Blaze levantou-se e viu Koji repousando em outra cama do outro lado da cabana.
-É um samurai realmente muito talentoso.
-Você tem grandes amigos, meu rapaz. Eles foram capazes de arriscar a própria vida para salvá-lo. Não se esqueça de dar a cada um o seu devido valor.
Blaze esticou os braços e espreguiçou-se lentamente. Em seguida botou os pés no chão e levantou-se, saindo da cama e caminhando até a cama de Koji.
-É hora de partirmos cara. – Disse baixinho, empurrando os ombros do samurai, que despertou sem muita demora.
-Ah... Sim. Como você está se sentindo? – Koji levantou-se e tratou de verificar logo se suas espadas gêmeas estavam bem acomodadas ao seu lado.
-Aliviado. Creio que te devo uma, você salvou a minha vida. Sou realmente muito grato, Koji.
-Não foi nada. – Respondeu o samurai, rindo alegremente.
O trio saiu da cabana algum tempo depois, seguidos pelos moradores. Na entrada da vila, foram recebidos por Matsuru, que iniciou um discurso:
-Bem... Vocês cumpriram a missão que lhes foi imposta, com êxito. Nosso mestre Gyakou não poderia ser salvo, e com certeza agora descansa ao lado de Deus. Nobushi foi eliminado, algo que eu realmente não acreditava que pudesse acontecer. Mas então, cumprida a missão, chega a hora do pagamento. Havia sido combinado entre todos nós em um ato de desespero que daríamos todos os nossos bens caso a missão fosse cumprida, e faremos de acordo com o trato.
-Não queremos nada. – Disseram os três caçadores, juntos.
-Arcaremos com as conseqüências com o chefe, não se preocupem. – Afirmou Blaze, fazendo um sinal de positivo com a mão.
-M-m-mas...
-Sem mais. Nem mesmo eu, que necessito de muito dinheiro para ajudar meu sensei, não seria capaz de cobrar algo de vocês que já perderam tanto. – Cortou Koji, impedindo Matsuru de tentar convencê-los do contrário.
Blaze pigarreou, e falou:
-Creio que também seja pertinente eu dizer algo a vocês. Hoje sem dúvidas foi um dia que vocês todos dificilmente conseguirão esquecer, pois aquele que era considerado um mestre pra todos foi cruelmente morto. Mas é tempo de se reerguer.

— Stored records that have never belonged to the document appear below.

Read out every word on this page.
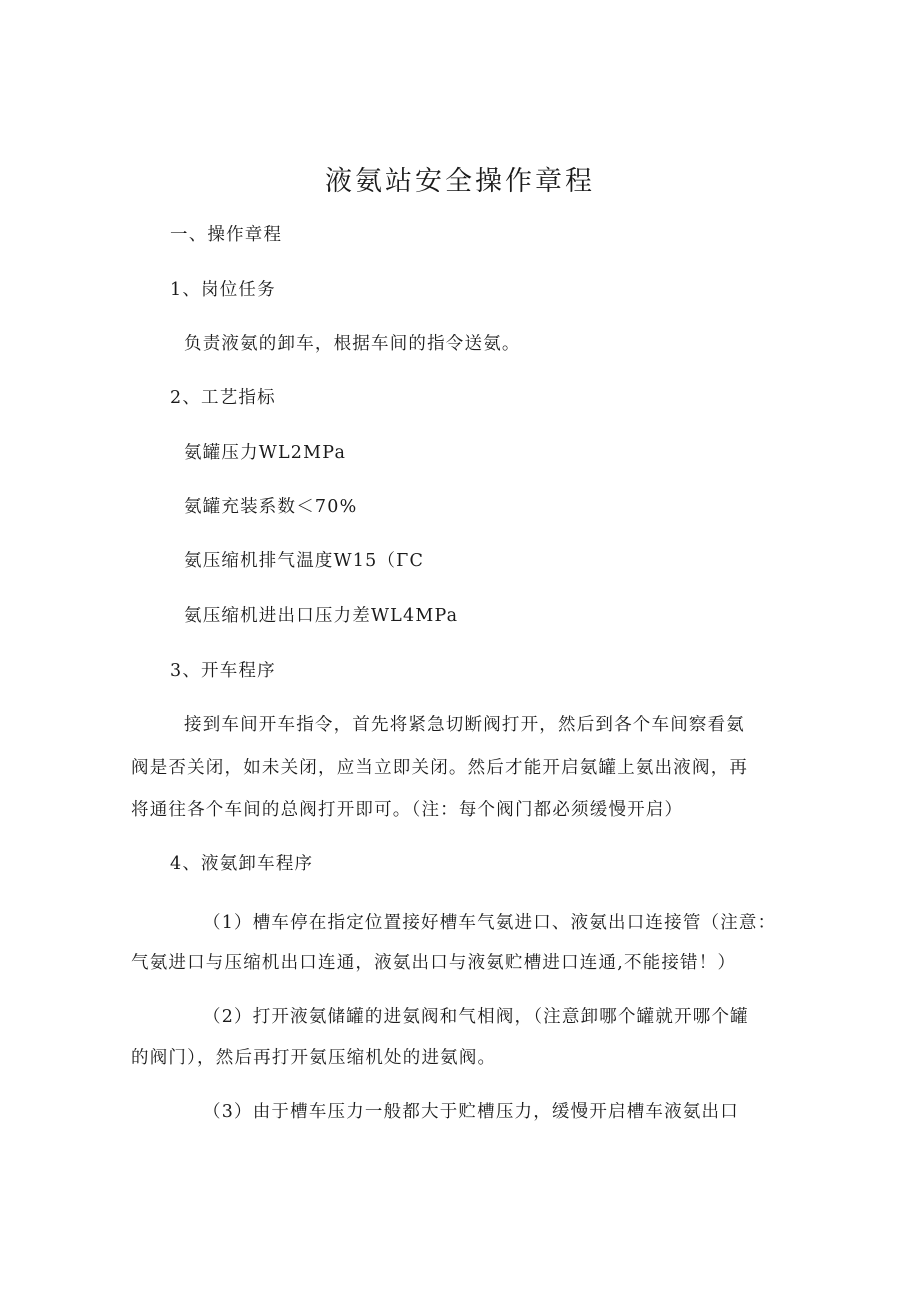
液氨站安全操作章程
一、操作章程
1、岗位任务
负责液氨的卸车，根据车间的指令送氨。
2、工艺指标
氨罐压力WL2MPa
氨罐充装系数＜70%
氨压缩机排气温度W15（ΓC
氨压缩机进出口压力差WL4MPa
3、开车程序
接到车间开车指令，首先将紧急切断阀打开，然后到各个车间察看氨
阀是否关闭，如未关闭，应当立即关闭。然后才能开启氨罐上氨出液阀，再
将通往各个车间的总阀打开即可。（注：每个阀门都必须缓慢开启）
4、液氨卸车程序
（1）槽车停在指定位置接好槽车气氨进口、液氨出口连接管（注意：
气氨进口与压缩机出口连通，液氨出口与液氨贮槽进口连通,不能接错！）
（2）打开液氨储罐的进氨阀和气相阀，（注意卸哪个罐就开哪个罐
的阀门），然后再打开氨压缩机处的进氨阀。
（3）由于槽车压力一般都大于贮槽压力，缓慢开启槽车液氨出口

Não dependam de uma única pessoa exaltada como mestre. Vocês todos juntos são muito mais fortes e sábios do que qualquer mestre que possam eleger. Matsuru sem dúvidas é um bom regente, e tenho certeza de que será ainda mais se tiver ao seu lado um povo ativo e firme, que o ajude a tomar as decisões corretas.
Dito isso, o caçador deu as costas para os pensativos moradores, e começou a caminhar pelo mesmo caminho que o levou até a vila outrora, sendo seguido por Koji e Razen, que ajeitavam seus chapéus na cabeça e caminhavam tranquilamente.
-Obrigado!! – Disseram todos os moradores em coro, ao ver o trio desaparecer no horizonte.